Nailya Alexander Gallery is pleased to present Festival of Light, a celebration of the holiday season and the coming New Year. As we near the end of 2020 and observe the rituals of Diwali, Thanksgiving, Chanukah, Christmas, and other festivities, we enter a time of both joy and reflection, and a period that is always characterized by an element of magic and the miraculous. These holidays are celebrations of light and of the future, and they help to illuminate the path out of a difficult and painful year toward a new era, a time of harmony and peace.

Festival of Light features works that encourage this spirit of reflectiveness by turning our attention toward beauty and connecting us to deeper aspects of being. The photographs in this exhibition include works by Albarrán Cabrera (b. 1969, Spain), Denis Brihat (b. 1928, Paris), Ingar Krauss (b. 1965, East Berlin), Lucretia Moroni (b. 1960, Milan), Ann Rhoney (b. 1953, Niagara Falls), George Tice (b. 1938, Newark), Alexey Titarenko (b. 1962, St. Petersburg), and Pentti Sammallahti (b. 1950, Helsinki). Each artist exhibits not only a distinct style, but also a unique and masterful printing process, with materials ranging from gelatin silver and oil paint to palladium, albumen, and gold leaf. Denis Brihat’s photograph of a wild carrot flower appears to glitter as it catches the light, as the form of the blossom is accentuated by Brihat’s signature technique of photographic engraving; while Lucretia Moroni’s alternative process prints of solitary trees are printed on 22-karat gold leaf in a technique of her own invention, and make palpable the rich history and spiritual charge of gold. 

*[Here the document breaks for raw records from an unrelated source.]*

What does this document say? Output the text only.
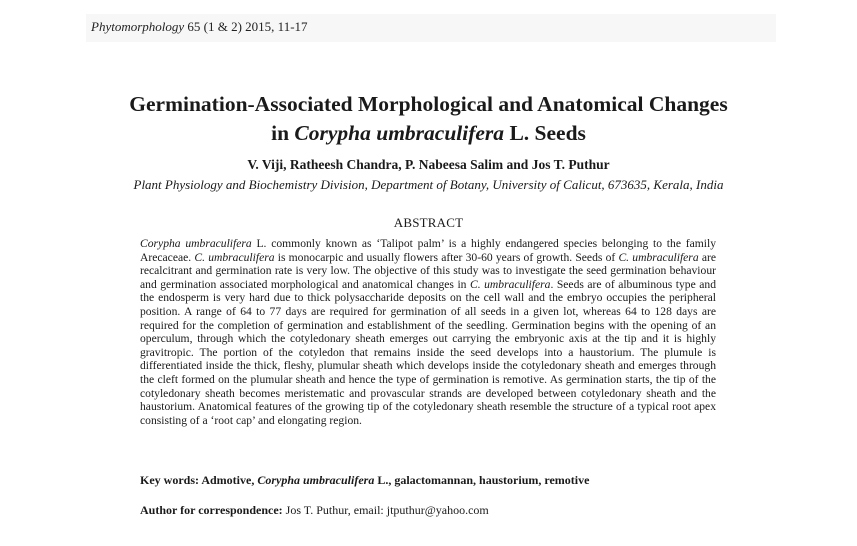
Phytomorphology 65 (1 & 2) 2015, 11-17
Germination-Associated Morphological and Anatomical Changes
in Corypha umbraculifera L. Seeds
V. Viji, Ratheesh Chandra, P. Nabeesa Salim and Jos T. Puthur
Plant Physiology and Biochemistry Division, Department of Botany, University of Calicut, 673635, Kerala, India
ABSTRACT
Corypha umbraculifera L. commonly known as ‘Talipot palm’ is a highly endangered species belonging to the family Arecaceae. C. umbraculifera is monocarpic and usually flowers after 30-60 years of growth. Seeds of C. umbraculifera are recalcitrant and germination rate is very low. The objective of this study was to investigate the seed germination behaviour and germination associated morphological and anatomical changes in C. umbraculifera. Seeds are of albuminous type and the endosperm is very hard due to thick polysaccharide deposits on the cell wall and the embryo occupies the peripheral position. A range of 64 to 77 days are required for germination of all seeds in a given lot, whereas 64 to 128 days are required for the completion of germination and establishment of the seedling. Germination begins with the opening of an operculum, through which the cotyledonary sheath emerges out carrying the embryonic axis at the tip and it is highly gravitropic. The portion of the cotyledon that remains inside the seed develops into a haustorium. The plumule is differentiated inside the thick, fleshy, plumular sheath which develops inside the cotyledonary sheath and emerges through the cleft formed on the plumular sheath and hence the type of germination is remotive. As germination starts, the tip of the cotyledonary sheath becomes meristematic and provascular strands are developed between cotyledonary sheath and the haustorium. Anatomical features of the growing tip of the cotyledonary sheath resemble the structure of a typical root apex consisting of a ‘root cap’ and elongating region.
Key words: Admotive, Corypha umbraculifera L., galactomannan, haustorium, remotive
Author for correspondence: Jos T. Puthur, email: jtputhur@yahoo.com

Albarrán Cabrera’s prints, made with pigments on gampi paper and gold leaf, influenced by Japanese art and philosophy, depict the elusive moments between dreams and reality, when time is suspended and the quiet majesty of a cherry blossom branch or of a mountainside at dusk can be truly felt and understood.

Ann Rhoney and Ingar Krauss evoke a similar feeling of awe and tranquility in their work. Both use oil paint to give depth and color to their gelatin silver prints, but each with a singular approach: Rhoney focuses on the changing light and hues of mist rising off a waterfall, or the night sky seen through a billowing cloud, while Krauss creates striking still lifes in the tradition of German Romanticism.

Other artists communicate this sense of peace and contemplation through their explorations of distinct locations. In his famous photograph Country Road, George Tice captures a quiet stretch of road in the Mennonite and Amish communities of Pennsylvania, where life moves at a much slower pace, in closer harmony with nature; while Pentti Sammallahti’s images portray the nebulous, mysterious beauty of the Finnish countryside in striking compositions that border on abstraction. Finally, Titarenko’s extraordinary prints—characterized by the artist’s distinctive long exposures, intentional camera movement, and alchemical toning—present moments of serenity along the shimmering canals of Venice and in the snowy streets and parks of New York.